“Ah! precious little; and let me tell you, Mr. Calvert, I think it's mighty strange that you should think Margaret Cooper in more need of your advice, than Jane Colter, or Betsy Barnes, or Susan Mason, or Rebecca Forbes, or even the widow Thackeray.”
“I should give the same advice to them under the same circumstances, Mrs. Cooper.”
“Should you, indeed! Then I beg you will go and give it to them, for if they are not in the same circumstances now, they'd give each of them an eye to be so. Ay, wouldn't they! Yes! don't I know, Mr. Calvert, that it's all owing to envy that you come here talking about Brother Stevens.”
“But I do not speak of Mr. Stevens, Mrs. Cooper; were it any other young man with whom your daughter had such intimacy I should speak in the same manner.”
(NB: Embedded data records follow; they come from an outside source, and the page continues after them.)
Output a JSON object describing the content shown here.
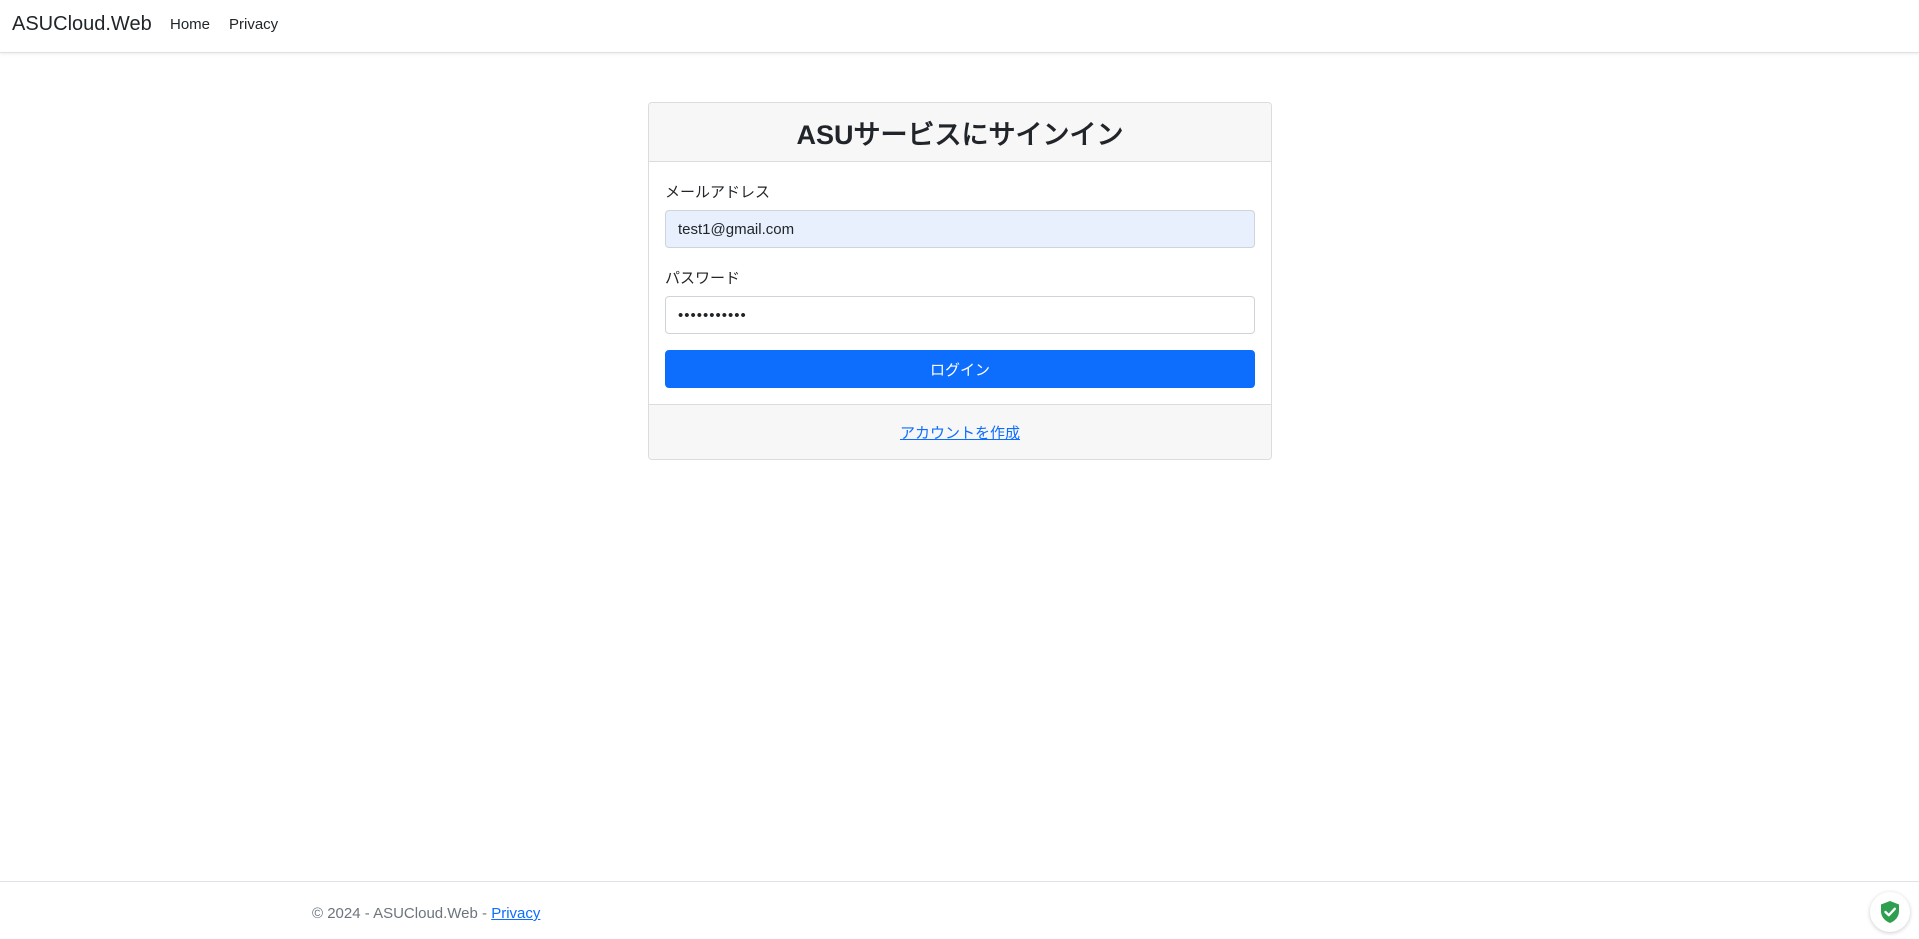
{
  "header": {
    "brand": "ASUCloud.Web",
    "nav": {
      "home": "Home",
      "privacy": "Privacy"
    }
  },
  "login_card": {
    "title": "ASUサービスにサインイン",
    "email_label": "メールアドレス",
    "email_value": "test1@gmail.com",
    "password_label": "パスワード",
    "password_value": "•••••••••••",
    "login_button": "ログイン",
    "create_account_link": "アカウントを作成"
  },
  "footer": {
    "copyright": "© 2024 - ASUCloud.Web - ",
    "privacy_link": "Privacy"
  },
  "colors": {
    "primary": "#0d6efd",
    "autofill_bg": "#e8f0fe",
    "card_header_bg": "#f7f7f7",
    "shield_green": "#2e9e4f"
  },
  "icons": {
    "shield_widget": "shield-check-icon"
  }
}
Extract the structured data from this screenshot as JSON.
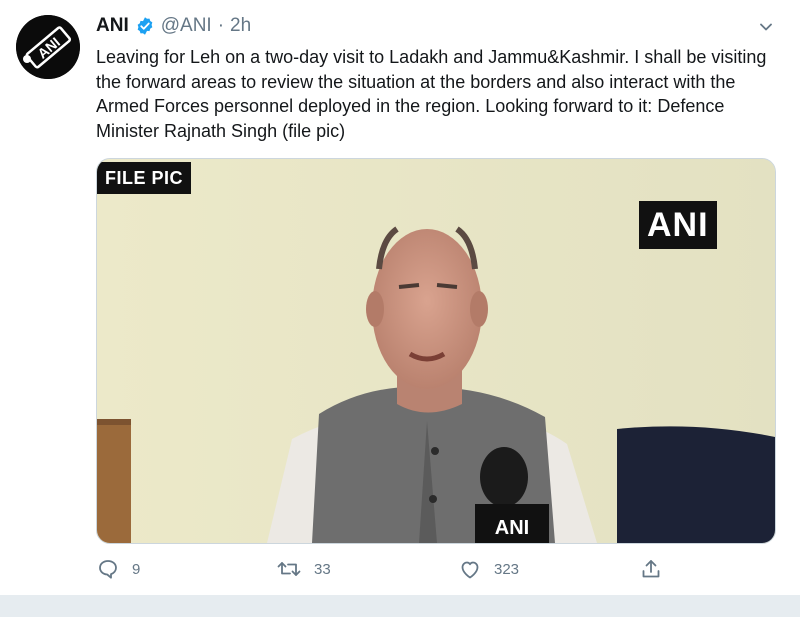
{
  "tweet": {
    "author_name": "ANI",
    "handle": "@ANI",
    "separator": "·",
    "time": "2h",
    "text": "Leaving for Leh on a two-day visit to Ladakh and Jammu&Kashmir. I shall be visiting the forward areas to review the situation at the borders and also interact with the Armed Forces personnel deployed in the region. Looking forward to it: Defence Minister Rajnath Singh (file pic)",
    "avatar_logo_text": "ANI",
    "media": {
      "file_pic_label": "FILE PIC",
      "watermark": "ANI",
      "microphone_logo_text": "ANI"
    },
    "actions": {
      "replies": "9",
      "retweets": "33",
      "likes": "323"
    }
  },
  "colors": {
    "verified_blue": "#1da1f2",
    "secondary_text": "#657786",
    "background_strip": "#e6ecf0"
  },
  "icons": [
    "verified-badge-icon",
    "chevron-down-icon",
    "reply-icon",
    "retweet-icon",
    "like-icon",
    "share-icon"
  ]
}
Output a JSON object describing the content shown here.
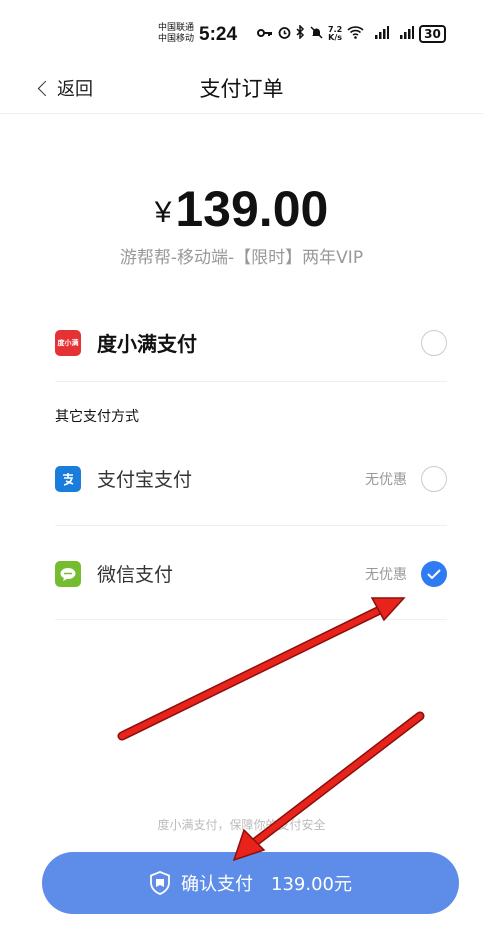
{
  "status_bar": {
    "carrier_1": "中国联通",
    "carrier_2": "中国移动",
    "time": "5:24",
    "net_speed_value": "7.2",
    "net_speed_unit": "K/s",
    "battery": "30"
  },
  "nav": {
    "back_label": "返回",
    "title": "支付订单"
  },
  "order": {
    "currency": "¥",
    "amount": "139.00",
    "product": "游帮帮-移动端-【限时】两年VIP"
  },
  "payment": {
    "primary": {
      "label": "度小满支付",
      "icon_text": "度小满",
      "selected": false
    },
    "others_title": "其它支付方式",
    "methods": [
      {
        "label": "支付宝支付",
        "discount": "无优惠",
        "icon": "alipay-icon",
        "selected": false
      },
      {
        "label": "微信支付",
        "discount": "无优惠",
        "icon": "wechat-icon",
        "selected": true
      }
    ]
  },
  "footer": {
    "security_note": "度小满支付，保障你的支付安全",
    "confirm_label": "确认支付",
    "confirm_amount": "139.00元"
  },
  "colors": {
    "accent": "#2f7bf3",
    "button": "#5d8de8",
    "annotation_arrow": "#e8231c"
  }
}
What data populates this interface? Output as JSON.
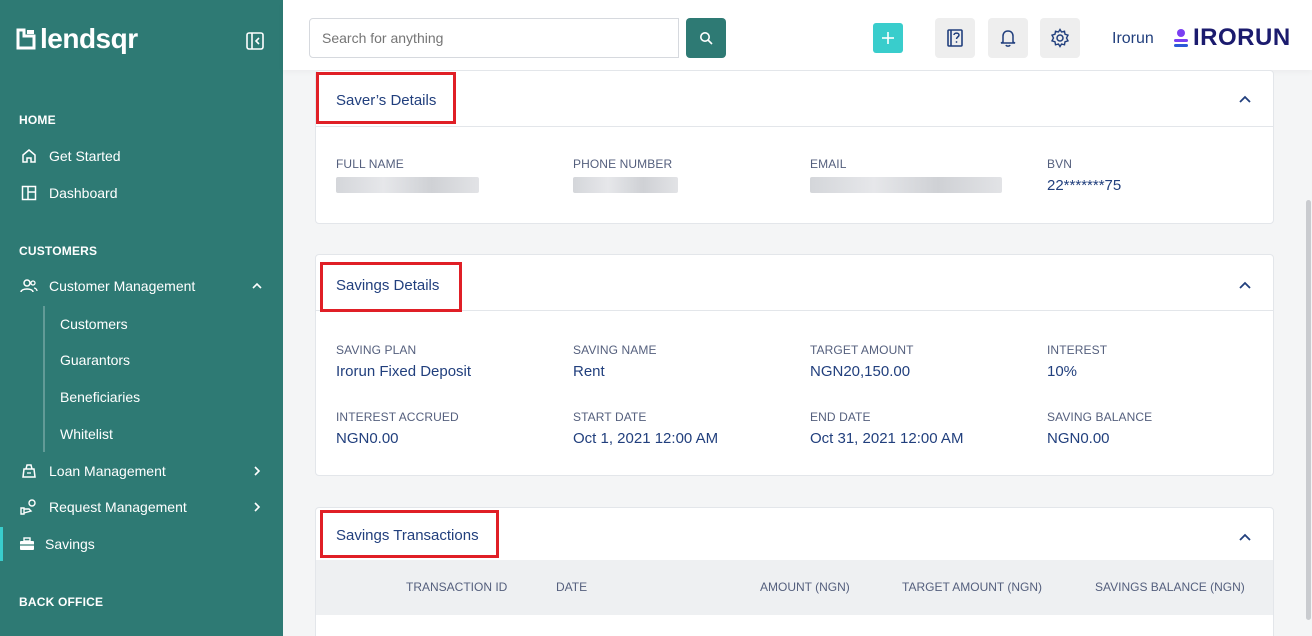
{
  "brand": {
    "logo_text": "lendsqr",
    "partner_text": "Irorun"
  },
  "search": {
    "placeholder": "Search for anything"
  },
  "topbar": {
    "username": "Irorun",
    "icons": [
      "search-icon",
      "plus-icon",
      "help-icon",
      "bell-icon",
      "gear-icon"
    ]
  },
  "sidebar": {
    "sections": {
      "home": "HOME",
      "customers": "CUSTOMERS",
      "back_office": "BACK OFFICE"
    },
    "items": {
      "get_started": "Get Started",
      "dashboard": "Dashboard",
      "customer_management": "Customer Management",
      "loan_management": "Loan Management",
      "request_management": "Request Management",
      "savings": "Savings"
    },
    "sub_items": [
      "Customers",
      "Guarantors",
      "Beneficiaries",
      "Whitelist"
    ]
  },
  "saver": {
    "title": "Saver’s Details",
    "fields": [
      {
        "label": "FULL NAME",
        "value": ""
      },
      {
        "label": "PHONE NUMBER",
        "value": ""
      },
      {
        "label": "EMAIL",
        "value": ""
      },
      {
        "label": "BVN",
        "value": "22*******75"
      }
    ]
  },
  "savings": {
    "title": "Savings Details",
    "fields": [
      {
        "label": "SAVING PLAN",
        "value": "Irorun Fixed Deposit"
      },
      {
        "label": "SAVING NAME",
        "value": "Rent"
      },
      {
        "label": "TARGET AMOUNT",
        "value": "NGN20,150.00"
      },
      {
        "label": "INTEREST",
        "value": "10%"
      },
      {
        "label": "INTEREST ACCRUED",
        "value": "NGN0.00"
      },
      {
        "label": "START DATE",
        "value": "Oct 1, 2021 12:00 AM"
      },
      {
        "label": "END DATE",
        "value": "Oct 31, 2021 12:00 AM"
      },
      {
        "label": "SAVING BALANCE",
        "value": "NGN0.00"
      }
    ]
  },
  "transactions": {
    "title": "Savings Transactions",
    "columns": [
      "TRANSACTION ID",
      "DATE",
      "AMOUNT (NGN)",
      "TARGET AMOUNT (NGN)",
      "SAVINGS BALANCE (NGN)"
    ]
  },
  "colors": {
    "sidebar_bg": "#2e7a74",
    "accent": "#39cdcc",
    "text_primary": "#213f7d",
    "highlight_box": "#e01f26"
  }
}
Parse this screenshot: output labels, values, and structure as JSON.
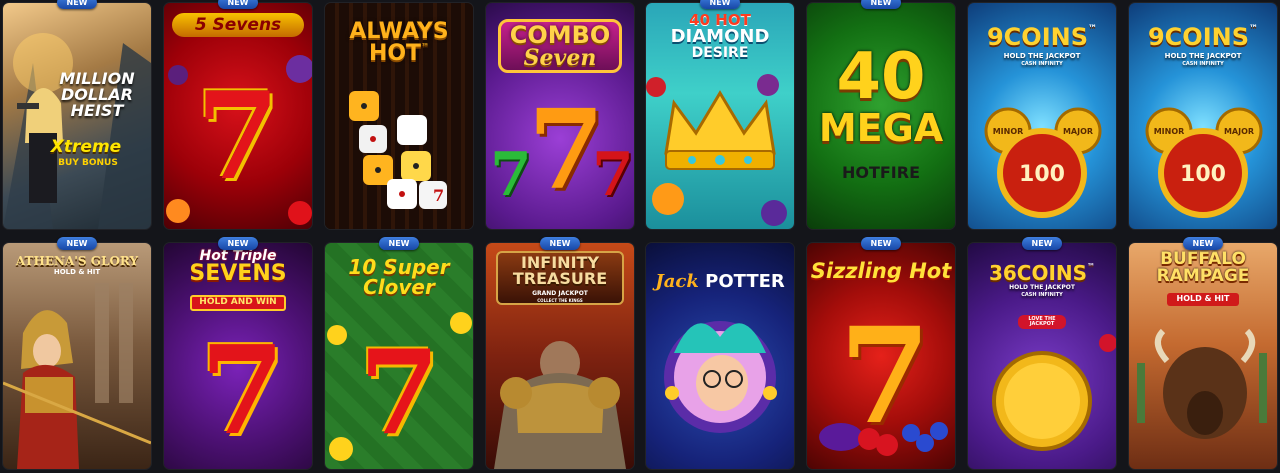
{
  "badge_label": "NEW",
  "games": [
    {
      "id": "mdh",
      "title_line1": "MILLION",
      "title_line2": "DOLLAR",
      "title_line3": "HEIST",
      "sub": "Xtreme",
      "sub2": "BUY BONUS",
      "new": true
    },
    {
      "id": "5s",
      "title_line1": "5 Sevens",
      "new": true
    },
    {
      "id": "ah",
      "title_line1": "ALWAYS",
      "title_line2": "HOT",
      "mark": "™",
      "new": false
    },
    {
      "id": "cs",
      "title_line1": "COMBO",
      "title_line2": "Seven",
      "new": false
    },
    {
      "id": "40hdd",
      "title_line1": "40 HOT",
      "title_line2": "DIAMOND",
      "title_line3": "DESIRE",
      "new": true
    },
    {
      "id": "40mh",
      "title_line1": "40",
      "title_line2": "MEGA",
      "title_line3": "HOTFIRE",
      "new": true
    },
    {
      "id": "9c1",
      "title_line1": "9COINS",
      "mark": "™",
      "sub": "HOLD THE JACKPOT",
      "sub2": "CASH INFINITY",
      "minor": "MINOR",
      "major": "MAJOR",
      "value": "100",
      "new": false
    },
    {
      "id": "9c2",
      "title_line1": "9COINS",
      "mark": "™",
      "sub": "HOLD THE JACKPOT",
      "sub2": "CASH INFINITY",
      "minor": "MINOR",
      "major": "MAJOR",
      "value": "100",
      "new": false
    },
    {
      "id": "ag",
      "title_line1": "ATHENA'S GLORY",
      "title_line2": "HOLD & HIT",
      "new": true
    },
    {
      "id": "hts",
      "title_line1": "Hot Triple",
      "title_line2": "SEVENS",
      "title_line3": "HOLD AND WIN",
      "new": true
    },
    {
      "id": "10sc",
      "title_line1": "10 Super",
      "title_line2": "Clover",
      "new": true
    },
    {
      "id": "it",
      "title_line1": "INFINITY",
      "title_line2": "TREASURE",
      "title_line3": "GRAND JACKPOT",
      "sub": "COLLECT THE KINGS",
      "new": true
    },
    {
      "id": "jp",
      "title_line1": "Jack",
      "title_line2": "POTTER",
      "new": false
    },
    {
      "id": "sh",
      "title_line1": "Sizzling Hot",
      "new": true
    },
    {
      "id": "36c",
      "title_line1": "36COINS",
      "mark": "™",
      "sub": "HOLD THE JACKPOT",
      "sub2": "CASH INFINITY",
      "sub3": "LOVE THE JACKPOT",
      "new": true
    },
    {
      "id": "br",
      "title_line1": "BUFFALO",
      "title_line2": "RAMPAGE",
      "title_line3": "HOLD & HIT",
      "new": true
    }
  ]
}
“Would you, indeed? Tell that to the potatoes. Don't I know better. Don't I know that if your favorite, that you made so much of—your adopted son, Bill Hinkley—if he could have got her to look at him, they might have walked all night and you'd never have said the first word. He'd have given one eye for her, and so would every girl in the village give an eye for Brother Stevens. I'm not so old but I know something. But it won't do. You can go to the widow Thackeray, Mr. Calvert. It'll do her good to tell her that it's very dangerous for her to be thinking about young men from morning to night. It's true you can't say anything about the danger, for precious little danger she's in; but, lord, wouldn't she jump to it if she had a chance. Let her alone for that. You'd soon have cause enough to give her your good advice about the danger, and much good would come of it. She'd wish, after all was said, that the danger was only twice as big and twice as dangerous.”
Such was the conclusion of Mr. Calvert's attempt to give good counsel. It resulted as unprofitably in this as in most cases; but it had not utterly fallen, like the wasted seed, in stony places. There was something in it to impress itself upon the memory of Mrs. Cooper; and she resolved that when her daughter came in, it should be the occasion of an examination into her feelings and her relation to the worthy brother, such as she had more than once before meditated to make.
But Margaret Cooper did not return till a comparatively late hour; and the necessity of sitting up after her usual time of retiring, by making the old lady irritable, had the effect of giving some additional force to the suggestions of Mr. Calvert. When Margaret did return, she came alone. Stevens had attended her only to the wicket. She did not expect to find her mother still sitting up; and started, with an appearance of disquiet, when she met her glance. The young girl was pale and haggard. Her eye had a dilated, wild expression. Her step faltered; her voice was scarcely distinct as she remarked timidly—
“Not yet abed, mother?”
“No! it's a pretty time for you to keep me up.”
“But why did you sit up, mother? It's not usual with you to do so.”